Sitting in his office Thursday afternoon, Johnson recounted his first week on the job, which, in addition to basics such as navigating the hospital halls and getting his printer hooked up, entailed a lot of listening — to hospital staff, LMH board members, community leaders and countless others.

On that day, Johnson still had about 80 people left on his to-meet list. The prospect (LMH currently employs some 1,500 staffers) didn’t seem to daunt him much. He’d get there, eventually.

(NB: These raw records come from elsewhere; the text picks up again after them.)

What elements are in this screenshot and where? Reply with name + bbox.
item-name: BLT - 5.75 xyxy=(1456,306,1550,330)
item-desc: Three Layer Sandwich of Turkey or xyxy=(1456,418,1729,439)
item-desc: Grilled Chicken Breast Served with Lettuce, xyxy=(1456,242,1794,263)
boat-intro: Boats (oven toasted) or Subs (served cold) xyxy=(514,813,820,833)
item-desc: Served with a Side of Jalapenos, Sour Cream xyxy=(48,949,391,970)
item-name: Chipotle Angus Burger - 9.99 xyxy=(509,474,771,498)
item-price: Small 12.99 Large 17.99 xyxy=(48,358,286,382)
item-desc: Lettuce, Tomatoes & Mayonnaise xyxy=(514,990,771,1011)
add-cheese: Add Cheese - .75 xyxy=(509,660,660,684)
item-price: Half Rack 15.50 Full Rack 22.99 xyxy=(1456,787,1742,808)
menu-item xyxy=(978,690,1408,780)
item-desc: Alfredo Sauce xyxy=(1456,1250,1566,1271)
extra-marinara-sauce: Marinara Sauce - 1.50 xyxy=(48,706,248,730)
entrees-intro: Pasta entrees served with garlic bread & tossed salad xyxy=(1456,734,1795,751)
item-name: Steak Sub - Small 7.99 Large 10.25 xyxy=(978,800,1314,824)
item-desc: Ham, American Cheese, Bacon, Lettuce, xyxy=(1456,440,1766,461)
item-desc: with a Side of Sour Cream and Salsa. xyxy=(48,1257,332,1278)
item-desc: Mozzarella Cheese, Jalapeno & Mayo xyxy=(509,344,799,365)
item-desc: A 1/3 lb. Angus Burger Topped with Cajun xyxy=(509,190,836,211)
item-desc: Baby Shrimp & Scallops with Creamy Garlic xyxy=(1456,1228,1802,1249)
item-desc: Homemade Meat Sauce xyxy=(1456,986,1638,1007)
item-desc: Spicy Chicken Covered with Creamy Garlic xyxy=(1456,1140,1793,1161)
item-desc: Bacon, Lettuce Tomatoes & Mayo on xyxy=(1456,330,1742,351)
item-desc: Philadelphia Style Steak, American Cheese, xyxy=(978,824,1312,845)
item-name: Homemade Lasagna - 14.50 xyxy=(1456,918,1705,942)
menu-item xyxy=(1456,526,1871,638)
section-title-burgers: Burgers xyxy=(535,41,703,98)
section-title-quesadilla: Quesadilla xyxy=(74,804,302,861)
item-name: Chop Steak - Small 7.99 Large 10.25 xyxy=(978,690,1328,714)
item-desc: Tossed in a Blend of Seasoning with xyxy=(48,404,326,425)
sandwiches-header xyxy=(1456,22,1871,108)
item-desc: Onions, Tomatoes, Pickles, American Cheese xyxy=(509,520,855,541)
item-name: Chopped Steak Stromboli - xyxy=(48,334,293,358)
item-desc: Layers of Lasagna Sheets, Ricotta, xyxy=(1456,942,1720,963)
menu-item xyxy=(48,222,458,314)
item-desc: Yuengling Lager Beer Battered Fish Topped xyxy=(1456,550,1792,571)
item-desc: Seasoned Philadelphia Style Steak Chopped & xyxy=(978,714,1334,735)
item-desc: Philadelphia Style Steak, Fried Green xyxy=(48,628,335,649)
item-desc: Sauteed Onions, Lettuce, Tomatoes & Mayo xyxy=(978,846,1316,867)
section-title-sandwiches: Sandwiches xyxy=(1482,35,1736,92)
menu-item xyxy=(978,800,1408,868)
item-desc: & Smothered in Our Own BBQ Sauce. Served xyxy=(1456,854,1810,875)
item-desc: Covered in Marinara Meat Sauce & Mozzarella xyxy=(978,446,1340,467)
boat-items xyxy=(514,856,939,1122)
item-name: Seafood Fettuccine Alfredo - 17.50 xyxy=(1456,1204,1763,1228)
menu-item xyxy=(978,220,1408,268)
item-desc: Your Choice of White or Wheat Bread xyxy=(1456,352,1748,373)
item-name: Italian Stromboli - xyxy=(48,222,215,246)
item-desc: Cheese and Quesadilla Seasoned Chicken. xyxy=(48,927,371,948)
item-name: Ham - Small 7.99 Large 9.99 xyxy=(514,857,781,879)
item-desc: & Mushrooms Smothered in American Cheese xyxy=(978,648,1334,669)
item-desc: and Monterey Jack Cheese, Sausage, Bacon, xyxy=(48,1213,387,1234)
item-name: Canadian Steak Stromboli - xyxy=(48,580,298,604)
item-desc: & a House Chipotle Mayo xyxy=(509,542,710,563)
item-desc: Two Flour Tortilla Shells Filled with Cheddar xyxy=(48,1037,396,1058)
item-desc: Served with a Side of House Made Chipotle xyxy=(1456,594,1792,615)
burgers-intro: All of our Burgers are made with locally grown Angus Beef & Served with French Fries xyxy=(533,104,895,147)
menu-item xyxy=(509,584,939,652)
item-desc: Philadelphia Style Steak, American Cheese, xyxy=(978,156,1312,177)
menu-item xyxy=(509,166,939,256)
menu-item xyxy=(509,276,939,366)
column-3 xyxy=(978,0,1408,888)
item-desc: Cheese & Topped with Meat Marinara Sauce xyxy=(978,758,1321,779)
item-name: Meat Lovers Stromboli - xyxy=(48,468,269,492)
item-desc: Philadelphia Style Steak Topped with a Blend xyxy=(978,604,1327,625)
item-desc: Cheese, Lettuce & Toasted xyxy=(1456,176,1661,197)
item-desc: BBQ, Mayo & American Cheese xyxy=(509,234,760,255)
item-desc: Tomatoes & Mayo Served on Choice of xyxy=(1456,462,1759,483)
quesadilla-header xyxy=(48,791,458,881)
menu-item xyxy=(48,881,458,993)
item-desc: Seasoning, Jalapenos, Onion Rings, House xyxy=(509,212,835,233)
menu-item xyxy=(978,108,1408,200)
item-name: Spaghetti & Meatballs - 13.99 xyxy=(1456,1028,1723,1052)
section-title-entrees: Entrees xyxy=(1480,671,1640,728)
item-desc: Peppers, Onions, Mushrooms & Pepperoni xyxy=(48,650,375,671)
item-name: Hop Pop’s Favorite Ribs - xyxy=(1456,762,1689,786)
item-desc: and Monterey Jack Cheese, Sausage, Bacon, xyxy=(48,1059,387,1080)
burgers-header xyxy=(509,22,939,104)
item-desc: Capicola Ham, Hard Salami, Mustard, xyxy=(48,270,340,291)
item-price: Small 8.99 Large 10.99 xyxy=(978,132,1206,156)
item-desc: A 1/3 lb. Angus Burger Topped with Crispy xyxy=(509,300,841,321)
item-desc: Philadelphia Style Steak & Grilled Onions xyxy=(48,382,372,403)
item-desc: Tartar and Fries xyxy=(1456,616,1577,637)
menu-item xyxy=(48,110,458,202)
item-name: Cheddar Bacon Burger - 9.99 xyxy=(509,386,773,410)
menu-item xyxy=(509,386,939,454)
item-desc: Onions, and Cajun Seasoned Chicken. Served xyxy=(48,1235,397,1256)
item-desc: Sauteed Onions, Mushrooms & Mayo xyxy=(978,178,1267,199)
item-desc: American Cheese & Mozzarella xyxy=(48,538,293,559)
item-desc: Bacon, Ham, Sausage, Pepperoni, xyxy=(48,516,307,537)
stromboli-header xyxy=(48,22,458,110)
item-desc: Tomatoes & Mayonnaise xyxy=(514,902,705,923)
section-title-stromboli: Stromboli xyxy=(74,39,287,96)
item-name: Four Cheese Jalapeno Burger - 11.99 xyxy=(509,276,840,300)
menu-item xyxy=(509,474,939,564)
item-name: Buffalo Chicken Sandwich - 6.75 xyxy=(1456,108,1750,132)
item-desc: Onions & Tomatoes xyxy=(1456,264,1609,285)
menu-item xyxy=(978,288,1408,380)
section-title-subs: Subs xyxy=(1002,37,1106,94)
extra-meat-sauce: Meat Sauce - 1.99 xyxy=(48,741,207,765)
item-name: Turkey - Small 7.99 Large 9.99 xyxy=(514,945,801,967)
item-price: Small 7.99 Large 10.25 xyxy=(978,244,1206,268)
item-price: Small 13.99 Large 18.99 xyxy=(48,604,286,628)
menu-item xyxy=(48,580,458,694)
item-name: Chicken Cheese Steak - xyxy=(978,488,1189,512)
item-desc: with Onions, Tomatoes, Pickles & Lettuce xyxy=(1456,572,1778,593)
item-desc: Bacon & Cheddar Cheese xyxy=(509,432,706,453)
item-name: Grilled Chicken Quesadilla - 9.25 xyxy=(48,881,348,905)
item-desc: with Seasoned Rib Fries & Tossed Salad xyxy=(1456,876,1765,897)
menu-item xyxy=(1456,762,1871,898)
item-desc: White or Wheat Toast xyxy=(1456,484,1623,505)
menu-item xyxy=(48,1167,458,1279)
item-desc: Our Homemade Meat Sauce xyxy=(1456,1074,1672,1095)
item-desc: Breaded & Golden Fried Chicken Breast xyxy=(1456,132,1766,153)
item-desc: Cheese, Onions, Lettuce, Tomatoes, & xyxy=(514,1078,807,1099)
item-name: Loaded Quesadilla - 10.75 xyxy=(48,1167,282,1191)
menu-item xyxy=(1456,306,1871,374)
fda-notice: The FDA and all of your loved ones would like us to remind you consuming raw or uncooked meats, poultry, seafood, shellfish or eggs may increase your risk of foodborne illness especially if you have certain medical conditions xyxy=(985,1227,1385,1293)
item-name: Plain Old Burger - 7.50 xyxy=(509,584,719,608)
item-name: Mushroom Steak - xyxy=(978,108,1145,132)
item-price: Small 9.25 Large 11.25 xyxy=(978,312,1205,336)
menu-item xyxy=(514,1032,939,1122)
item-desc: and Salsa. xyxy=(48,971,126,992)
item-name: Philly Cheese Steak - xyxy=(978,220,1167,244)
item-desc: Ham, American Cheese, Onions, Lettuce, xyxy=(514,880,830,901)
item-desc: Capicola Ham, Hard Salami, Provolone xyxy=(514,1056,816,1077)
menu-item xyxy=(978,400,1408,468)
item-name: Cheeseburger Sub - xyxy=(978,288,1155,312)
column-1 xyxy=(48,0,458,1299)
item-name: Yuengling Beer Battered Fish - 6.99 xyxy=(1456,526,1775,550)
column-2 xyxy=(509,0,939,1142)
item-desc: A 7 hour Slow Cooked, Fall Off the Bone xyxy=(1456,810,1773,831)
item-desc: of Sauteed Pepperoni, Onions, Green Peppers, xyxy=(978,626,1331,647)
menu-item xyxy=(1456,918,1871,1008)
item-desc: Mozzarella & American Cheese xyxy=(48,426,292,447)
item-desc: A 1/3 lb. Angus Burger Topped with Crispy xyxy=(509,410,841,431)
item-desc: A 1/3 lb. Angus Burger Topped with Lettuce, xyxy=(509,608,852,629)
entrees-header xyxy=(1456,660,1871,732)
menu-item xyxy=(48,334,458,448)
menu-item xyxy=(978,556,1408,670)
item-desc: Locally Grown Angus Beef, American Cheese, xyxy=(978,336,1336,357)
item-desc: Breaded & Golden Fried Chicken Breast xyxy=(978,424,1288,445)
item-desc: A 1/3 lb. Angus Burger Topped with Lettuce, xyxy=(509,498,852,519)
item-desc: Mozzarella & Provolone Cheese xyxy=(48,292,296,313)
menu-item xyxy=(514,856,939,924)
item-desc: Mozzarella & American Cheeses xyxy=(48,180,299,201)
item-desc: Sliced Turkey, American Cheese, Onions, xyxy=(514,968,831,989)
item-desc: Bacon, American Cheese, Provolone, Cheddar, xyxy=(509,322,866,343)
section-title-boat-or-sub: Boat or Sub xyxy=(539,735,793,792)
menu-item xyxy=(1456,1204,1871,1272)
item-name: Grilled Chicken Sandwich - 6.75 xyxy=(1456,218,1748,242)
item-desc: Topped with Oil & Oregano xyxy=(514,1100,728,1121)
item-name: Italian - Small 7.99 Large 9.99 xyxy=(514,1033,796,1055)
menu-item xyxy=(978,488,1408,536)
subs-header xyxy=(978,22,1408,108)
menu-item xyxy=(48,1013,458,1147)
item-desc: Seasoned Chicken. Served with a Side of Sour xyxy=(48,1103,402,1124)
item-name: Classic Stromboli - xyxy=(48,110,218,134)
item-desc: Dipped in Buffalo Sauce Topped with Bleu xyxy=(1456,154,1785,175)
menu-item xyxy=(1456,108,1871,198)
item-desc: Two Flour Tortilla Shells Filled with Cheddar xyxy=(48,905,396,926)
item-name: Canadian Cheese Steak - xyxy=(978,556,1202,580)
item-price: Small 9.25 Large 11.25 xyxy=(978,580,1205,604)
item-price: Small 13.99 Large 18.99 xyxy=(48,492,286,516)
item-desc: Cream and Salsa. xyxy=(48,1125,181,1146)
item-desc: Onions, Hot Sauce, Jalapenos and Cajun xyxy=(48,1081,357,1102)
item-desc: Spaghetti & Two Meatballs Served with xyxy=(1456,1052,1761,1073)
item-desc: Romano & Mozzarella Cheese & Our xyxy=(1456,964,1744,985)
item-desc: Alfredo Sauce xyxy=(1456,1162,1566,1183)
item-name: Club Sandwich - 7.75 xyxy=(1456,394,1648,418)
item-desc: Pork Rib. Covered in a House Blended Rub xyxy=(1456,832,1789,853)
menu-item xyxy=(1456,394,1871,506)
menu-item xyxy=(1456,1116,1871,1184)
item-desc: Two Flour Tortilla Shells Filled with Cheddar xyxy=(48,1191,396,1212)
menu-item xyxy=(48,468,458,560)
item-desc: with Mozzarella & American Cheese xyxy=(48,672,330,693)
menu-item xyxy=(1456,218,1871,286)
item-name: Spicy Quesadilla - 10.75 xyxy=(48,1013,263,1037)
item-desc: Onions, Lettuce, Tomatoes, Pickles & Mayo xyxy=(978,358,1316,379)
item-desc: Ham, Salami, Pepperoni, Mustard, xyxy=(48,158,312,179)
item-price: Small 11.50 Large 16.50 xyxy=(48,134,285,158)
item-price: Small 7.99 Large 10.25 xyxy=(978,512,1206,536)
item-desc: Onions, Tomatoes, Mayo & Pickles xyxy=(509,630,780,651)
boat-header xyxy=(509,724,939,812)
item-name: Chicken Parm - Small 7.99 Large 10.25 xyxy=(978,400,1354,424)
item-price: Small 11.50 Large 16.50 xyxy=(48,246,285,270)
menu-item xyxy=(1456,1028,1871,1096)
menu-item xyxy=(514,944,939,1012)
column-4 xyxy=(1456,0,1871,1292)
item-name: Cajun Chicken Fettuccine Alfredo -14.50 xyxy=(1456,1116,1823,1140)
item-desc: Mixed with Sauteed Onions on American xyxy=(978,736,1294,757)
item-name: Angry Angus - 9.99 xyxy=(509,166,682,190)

Johnson, 57, is replacing longtime LMH CEO Gene Meyer, who retired earlier this year after 19 years on the job. Johnson knows he has big shoes to fill — when Johnson was in his 20s, Meyer hired him and worked alongside him at the former Spelman Memorial Hospital, serving for five years as a mentor to the younger man.

“Sometimes change is tough, but sometimes it opens new eyes or new doors,” said Cindy Yulich, who chairs the LMH board of trustees. “And I think having Russ’ experience and his lens to look through is going to be very helpful in how we tackle the issues that we face.”

The search for Meyer’s replacement began in August 2015, and by the time Johnson had been announced as his successor, the board of trustees counted 150 applicants from more than a dozen states. Johnson’s “collaborative” leadership style is partly what scored him the job, Yulich said.

“He’s strategic and he’s focused, but he’s also open to listening and taking it all in and coming around to a decision that’s mutually beneficial to all the stakeholders,” she added. The health care industry is venturing into unknown territory now, Yulich said, but with Johnson at the helm, she feels secure about LMH’s future.

Thanks in part to Meyer’s management over the last two decades, the hospital is in good shape, said Johnson, who most recently served as senior vice president of network development and outreach at Centura Health System in Englewood, Colo. Before that, he was CEO of San Luis Valley Regional Medical Center in Alamosa, Colo.

After three years at Centura, Johnson said he wanted to regain a sense of community and a personal connection to those served by the hospital. “In the health care area,” he said, “a community hospital means something slightly different than a big academic medical center or a small, rural hospital.” And LMH, in his opinion, is a “really fantastic community hospital.”

“It’s the employees’ connection and their sense of purpose and their commitment and loyalty,” Johnson said. “And that working here really matters because this is their home and this is their community, and they’re going to be taking care of friends and family.”

Lawrence, he’s happy to say, is now his home, too. Johnson grew up in Merriam, and both he and his wife, Isabel, still have family in the Kansas City area. It’s been a joy, he said, to see his brothers and parents on a more frequent basis.

In the coming months, Johnson plans to do more listening — talking to medical staffers, reviewing data and hopefully pinpointing the areas in Douglas County’s population that might need special attention from a health standpoint. He wants health care in Lawrence to take on a more preventive approach.

There are plenty of social efforts in the community working toward “a more fundamentally healthy” population, he said — Meals on Wheels, the Visiting Nurses Association and home care services, to name a few — but Johnson said he’d like to expand the hospital’s role in that mission.

“How do we, as an organization, reach deeper into the community to be partners with people who are already doing a lot of work and help leverage that with them?” he asks. “Not try to take it over, not try to duplicate it, but bring the enormous expertise and resources that hospitals have into a more engaging fashion.”

“And that,” he added, “is really exciting, I think.”